La Procura della Repubblica di Lecce ha chiuso le indagini sull’omicidio della 49enne polacca Aneta Katarzyna Danelczyk, accoltellata a morte dal marito, il 56enne Albano Galati, il 16 marzo scorso a Taurisano: l’accusa per l’uomo, che viene ritenuto capace di intendere e di volere, è di omicidio volontario aggravato dal vincolo coniugale e di tentato omicidio perpetrato nei confronti di una vicina, presso la quale la vittima si era rifugiata nel tentativo di sfuggirgli.
Rispetto a quanto emerso nell’iter investigativo, nella prospettazione della PM Giorgia Villa viene meno l’aggravante della premeditazione, poiché la ricostruzione delle conversazioni telefoniche intercorse tra marito e moglie non sembra avere fornito elementi in tal senso (nonostante che Galati, pur senza essere preso sul serio, avesse confidato ad alcuni amici che aveva intenzione di commettere un omicidio).

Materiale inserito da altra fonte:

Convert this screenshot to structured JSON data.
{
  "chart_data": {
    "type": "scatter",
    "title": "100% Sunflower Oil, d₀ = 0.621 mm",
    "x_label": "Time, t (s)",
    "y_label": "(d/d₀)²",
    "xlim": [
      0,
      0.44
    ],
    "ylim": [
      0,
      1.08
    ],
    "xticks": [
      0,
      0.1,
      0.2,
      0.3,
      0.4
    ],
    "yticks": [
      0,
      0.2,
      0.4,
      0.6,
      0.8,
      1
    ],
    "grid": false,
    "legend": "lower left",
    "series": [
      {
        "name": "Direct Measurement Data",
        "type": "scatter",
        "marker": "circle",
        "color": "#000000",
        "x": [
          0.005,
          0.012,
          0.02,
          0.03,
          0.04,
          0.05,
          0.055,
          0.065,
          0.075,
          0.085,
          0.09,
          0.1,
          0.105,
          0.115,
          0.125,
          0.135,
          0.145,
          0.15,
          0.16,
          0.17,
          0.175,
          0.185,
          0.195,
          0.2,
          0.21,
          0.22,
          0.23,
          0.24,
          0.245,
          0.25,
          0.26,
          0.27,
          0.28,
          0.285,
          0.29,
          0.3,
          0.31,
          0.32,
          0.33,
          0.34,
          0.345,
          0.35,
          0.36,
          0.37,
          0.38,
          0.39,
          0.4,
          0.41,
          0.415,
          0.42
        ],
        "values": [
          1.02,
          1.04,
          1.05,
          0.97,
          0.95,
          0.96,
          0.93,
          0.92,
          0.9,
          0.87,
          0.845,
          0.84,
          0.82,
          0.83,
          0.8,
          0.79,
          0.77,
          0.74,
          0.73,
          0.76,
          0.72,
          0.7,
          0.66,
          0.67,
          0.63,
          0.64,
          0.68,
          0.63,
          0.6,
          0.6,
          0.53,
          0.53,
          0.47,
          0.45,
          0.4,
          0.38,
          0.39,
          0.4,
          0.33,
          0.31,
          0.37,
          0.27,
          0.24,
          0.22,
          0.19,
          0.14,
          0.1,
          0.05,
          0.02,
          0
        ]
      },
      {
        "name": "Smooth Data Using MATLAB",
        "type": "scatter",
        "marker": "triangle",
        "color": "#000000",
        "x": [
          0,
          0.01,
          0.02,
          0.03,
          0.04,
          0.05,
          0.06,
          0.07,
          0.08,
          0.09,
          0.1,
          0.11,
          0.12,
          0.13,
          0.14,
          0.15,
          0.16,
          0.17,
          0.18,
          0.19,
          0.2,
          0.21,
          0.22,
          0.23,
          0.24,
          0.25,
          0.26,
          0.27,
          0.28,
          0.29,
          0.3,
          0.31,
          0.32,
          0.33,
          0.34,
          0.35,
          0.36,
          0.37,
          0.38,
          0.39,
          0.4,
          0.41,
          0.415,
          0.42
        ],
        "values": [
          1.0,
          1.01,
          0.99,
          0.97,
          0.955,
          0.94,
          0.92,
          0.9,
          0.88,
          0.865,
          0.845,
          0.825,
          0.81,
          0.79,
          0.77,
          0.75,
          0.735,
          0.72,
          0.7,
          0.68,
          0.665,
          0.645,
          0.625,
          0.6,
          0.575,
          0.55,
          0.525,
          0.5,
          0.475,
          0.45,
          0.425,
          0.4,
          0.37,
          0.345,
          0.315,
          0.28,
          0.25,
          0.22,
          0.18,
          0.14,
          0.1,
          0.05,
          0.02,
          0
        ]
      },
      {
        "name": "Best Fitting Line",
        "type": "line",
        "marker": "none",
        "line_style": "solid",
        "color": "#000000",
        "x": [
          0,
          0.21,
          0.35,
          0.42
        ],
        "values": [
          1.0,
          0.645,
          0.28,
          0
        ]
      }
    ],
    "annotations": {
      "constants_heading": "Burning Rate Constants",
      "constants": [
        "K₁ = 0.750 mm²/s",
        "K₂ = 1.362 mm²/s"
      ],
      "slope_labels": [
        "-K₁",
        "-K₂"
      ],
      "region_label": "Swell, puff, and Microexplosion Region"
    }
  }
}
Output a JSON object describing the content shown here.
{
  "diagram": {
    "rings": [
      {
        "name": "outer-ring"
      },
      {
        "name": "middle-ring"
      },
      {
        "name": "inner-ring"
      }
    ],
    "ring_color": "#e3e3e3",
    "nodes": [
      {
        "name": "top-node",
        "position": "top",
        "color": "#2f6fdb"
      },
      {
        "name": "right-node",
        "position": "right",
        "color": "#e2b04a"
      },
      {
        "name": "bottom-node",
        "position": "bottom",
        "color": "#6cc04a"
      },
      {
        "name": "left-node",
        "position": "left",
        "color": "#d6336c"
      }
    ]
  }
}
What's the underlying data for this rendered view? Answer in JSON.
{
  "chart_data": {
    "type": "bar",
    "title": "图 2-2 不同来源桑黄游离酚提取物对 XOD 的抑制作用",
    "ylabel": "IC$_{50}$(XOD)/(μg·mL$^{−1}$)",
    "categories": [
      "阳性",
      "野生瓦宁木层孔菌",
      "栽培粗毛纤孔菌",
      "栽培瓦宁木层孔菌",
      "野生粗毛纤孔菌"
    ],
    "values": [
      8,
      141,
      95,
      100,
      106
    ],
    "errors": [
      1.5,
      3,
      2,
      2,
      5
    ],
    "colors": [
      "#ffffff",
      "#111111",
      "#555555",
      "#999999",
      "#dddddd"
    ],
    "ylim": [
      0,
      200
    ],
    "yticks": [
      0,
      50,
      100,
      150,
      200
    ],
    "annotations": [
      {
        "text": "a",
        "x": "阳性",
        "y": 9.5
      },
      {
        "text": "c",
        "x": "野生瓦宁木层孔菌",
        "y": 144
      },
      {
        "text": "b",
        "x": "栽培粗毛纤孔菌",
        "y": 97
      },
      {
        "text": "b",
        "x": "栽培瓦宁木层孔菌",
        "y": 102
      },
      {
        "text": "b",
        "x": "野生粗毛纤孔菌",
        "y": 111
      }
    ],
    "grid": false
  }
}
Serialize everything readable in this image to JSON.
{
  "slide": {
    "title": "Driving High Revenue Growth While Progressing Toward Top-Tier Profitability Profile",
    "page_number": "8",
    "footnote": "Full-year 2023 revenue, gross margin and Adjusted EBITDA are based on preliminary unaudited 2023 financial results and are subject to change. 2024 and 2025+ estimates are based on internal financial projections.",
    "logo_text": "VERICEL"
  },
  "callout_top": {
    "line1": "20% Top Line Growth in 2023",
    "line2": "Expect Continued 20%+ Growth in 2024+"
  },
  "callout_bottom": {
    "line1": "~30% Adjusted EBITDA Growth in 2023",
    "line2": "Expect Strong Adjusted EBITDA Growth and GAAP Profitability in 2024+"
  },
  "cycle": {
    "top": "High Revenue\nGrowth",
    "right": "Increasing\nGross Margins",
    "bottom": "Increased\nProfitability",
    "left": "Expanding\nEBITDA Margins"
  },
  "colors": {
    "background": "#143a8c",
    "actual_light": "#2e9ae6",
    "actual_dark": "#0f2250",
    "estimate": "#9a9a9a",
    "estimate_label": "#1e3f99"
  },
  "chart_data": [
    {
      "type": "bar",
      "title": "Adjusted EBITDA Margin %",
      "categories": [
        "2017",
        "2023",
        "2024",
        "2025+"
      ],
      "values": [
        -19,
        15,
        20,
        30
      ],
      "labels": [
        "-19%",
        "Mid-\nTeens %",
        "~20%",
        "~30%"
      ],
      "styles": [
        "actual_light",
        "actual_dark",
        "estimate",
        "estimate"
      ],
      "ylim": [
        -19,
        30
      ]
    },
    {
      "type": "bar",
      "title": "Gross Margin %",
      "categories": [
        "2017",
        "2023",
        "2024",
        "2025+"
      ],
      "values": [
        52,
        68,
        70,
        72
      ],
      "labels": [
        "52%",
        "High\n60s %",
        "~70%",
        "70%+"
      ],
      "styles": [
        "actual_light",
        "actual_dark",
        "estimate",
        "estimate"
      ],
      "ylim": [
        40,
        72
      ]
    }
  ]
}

L’uomo è stato sottoposto a perizia psichiatrica per decisione della Giudice per le indagini preliminari Giulia Proto e il professor Roberto Catanesi, docente di Psicopatologia Forense presso l’Università di Bari, lo ha ritenuto imputabile, in quanto non affetto da patologie psichiatriche in grado di escluderne la capacità di intendere e volere al momento dei fatti. Il dubbio si era posto in quanto recentemente l’uomo, gravato da precedenti di polizia, aveva perso il lavoro ed era seguito dai Servizi Sociali, mentre dal 2011 era in cura presso una struttura psichiatrica.
Il 16 marzo scorso Galati si era recato a casa della vittima, a Taurisano, per una visita al minore dei quattro figli della coppia quando, al culmine di una lite, impugnò un coltello da cucina a lama lunga scagliandosi prima contro la moglie e successivamente contro la vicina nella cui casa la donna aveva cercato di trovare riparo dalla furia omicida del marito.
Dopo l’omicidio, in evidente stato di alterazione psicofisica, Galati chiamò il 113 e poi andò in un bar per bere whisky: una volta condotto in commissariato, si addormentò, probabilmente in preda ai fumi dell’alcol, asserendo di non ricordare quanto aveva fatto.
La Gip Proto aveva definito la personalità dell’uomo “violenta e cruenta, priva di freni inibitori e capace di perpetrare delitti della più inaudita gravità”.